FIG 4.

Phosphoantigens are released during iRBC rupture. (A) Synchronized parasites from 3 independent cultures (A, B, and C) at 1% parasitemia were cultured in CPM for 62 h, and iRBC supernatants were collected at the indicated time points (hours postinvasion [hpi]) across the parasite developmental cycle (time zero corresponds to parasitic invasion). The phosphoantigen bioactivity in the various iRBC-SNs was assessed on two independent γδT-cell lines (232 and 233) using CD107a surface expression. HRP2 concentration in the iRBC-SNs was determined by ELISA. Data show the means ± SD from CD107a expression induced by the three independent culture SNs (A, B, and C) and their means ± SD for HRP2 content at each time point. (B) Synchronized iRBC cultures (1% parasitemia) were treated with compound 2 (C2) or a control (DMSO) at the time indicated by the arrow, and supernatants were collected at different time points of treatment.

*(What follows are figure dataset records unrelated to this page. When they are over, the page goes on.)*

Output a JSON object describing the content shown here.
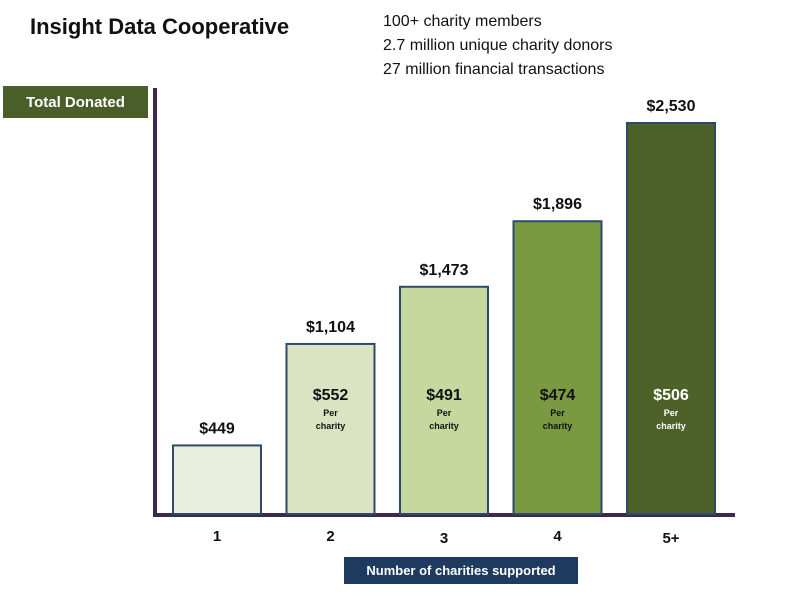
{
  "header": {
    "title": "Insight Data Cooperative",
    "stats": [
      "100+ charity members",
      "2.7 million unique charity donors",
      "27 million financial transactions"
    ]
  },
  "chart_data": {
    "type": "bar",
    "ylabel": "Total Donated",
    "xlabel": "Number of charities supported",
    "categories": [
      "1",
      "2",
      "3",
      "4",
      "5+"
    ],
    "values": [
      449,
      1104,
      1473,
      1896,
      2530
    ],
    "value_labels": [
      "$449",
      "$1,104",
      "$1,473",
      "$1,896",
      "$2,530"
    ],
    "per_charity_values": [
      null,
      "$552",
      "$491",
      "$474",
      "$506"
    ],
    "per_charity_text": [
      "Per",
      "charity"
    ],
    "bar_colors": [
      "#eaeedd",
      "#dbe4c2",
      "#c6d89e",
      "#7a9a42",
      "#4d6128"
    ],
    "per_charity_text_colors": [
      null,
      "#111111",
      "#111111",
      "#111111",
      "#ffffff"
    ],
    "bar_border_color": "#2e4a6b",
    "axis_color": "#3b2a4d",
    "ylim": [
      0,
      2530
    ],
    "grid": false,
    "legend": "none"
  }
}
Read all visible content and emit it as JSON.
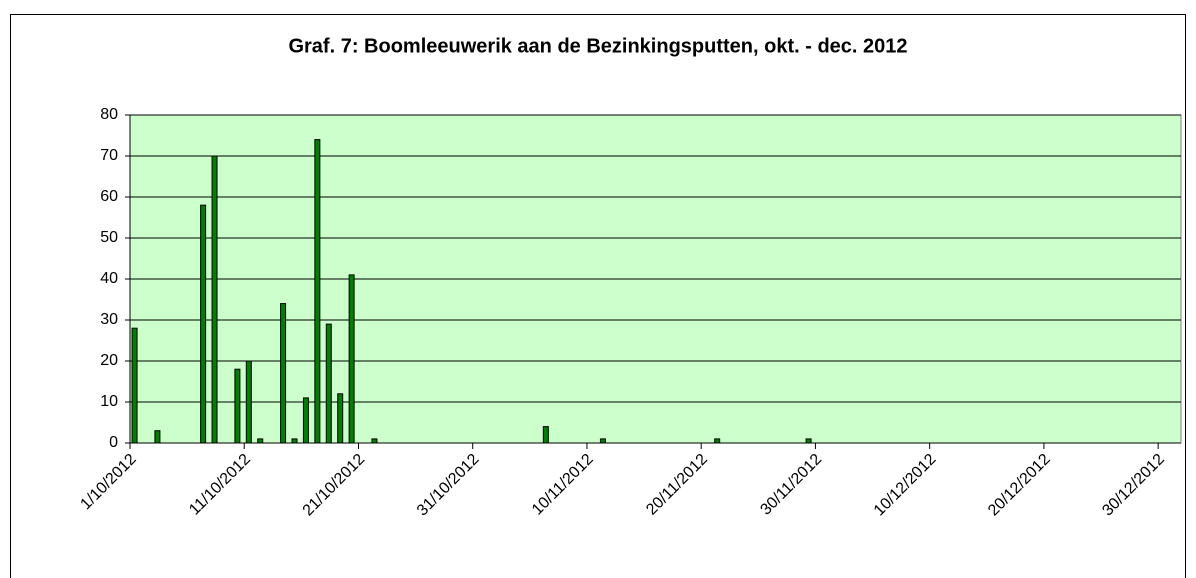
{
  "chart_data": {
    "type": "bar",
    "title": "Graf. 7: Boomleeuwerik aan de Bezinkingsputten, okt. - dec. 2012",
    "x": [
      "2012-10-01",
      "2012-10-03",
      "2012-10-07",
      "2012-10-08",
      "2012-10-10",
      "2012-10-11",
      "2012-10-12",
      "2012-10-14",
      "2012-10-15",
      "2012-10-16",
      "2012-10-17",
      "2012-10-18",
      "2012-10-19",
      "2012-10-20",
      "2012-10-22",
      "2012-11-06",
      "2012-11-11",
      "2012-11-21",
      "2012-11-29"
    ],
    "values": [
      28,
      3,
      58,
      70,
      18,
      20,
      1,
      34,
      1,
      11,
      74,
      29,
      12,
      41,
      1,
      4,
      1,
      1,
      1
    ],
    "color": "#008000",
    "background": "#ccffcc",
    "ylim": [
      0,
      80
    ],
    "yticks": [
      0,
      10,
      20,
      30,
      40,
      50,
      60,
      70,
      80
    ],
    "xlim": [
      "2012-10-01",
      "2013-01-01"
    ],
    "xticks": [
      {
        "value": "2012-10-01",
        "label": "1/10/2012"
      },
      {
        "value": "2012-10-11",
        "label": "11/10/2012"
      },
      {
        "value": "2012-10-21",
        "label": "21/10/2012"
      },
      {
        "value": "2012-10-31",
        "label": "31/10/2012"
      },
      {
        "value": "2012-11-10",
        "label": "10/11/2012"
      },
      {
        "value": "2012-11-20",
        "label": "20/11/2012"
      },
      {
        "value": "2012-11-30",
        "label": "30/11/2012"
      },
      {
        "value": "2012-12-10",
        "label": "10/12/2012"
      },
      {
        "value": "2012-12-20",
        "label": "20/12/2012"
      },
      {
        "value": "2012-12-30",
        "label": "30/12/2012"
      }
    ],
    "grid": true
  }
}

Two independent C2 treatment experiments are shown on 44-hpi schizonts (top) and 42-hpi schizonts (bottom). HRP2 content was measured by ELISA (left), and phosphoantigen concentrations were assessed by CD107a test (right) on 3 γδT-cell lines. Results for representative γδT-cell line 384 are shown. (C) Parasite cultures used for panel B were washed after 6 h of treatment with compound (C2), fresh medium was added, and supernatants were collected at the indicated times postwash and tested for both their HRP2 content (left) and their ability to induce Vγ9Vδ2 T-cell degranulation (right). Shown are results from one γδT-cell line (the same as that shown in panel B) out of three.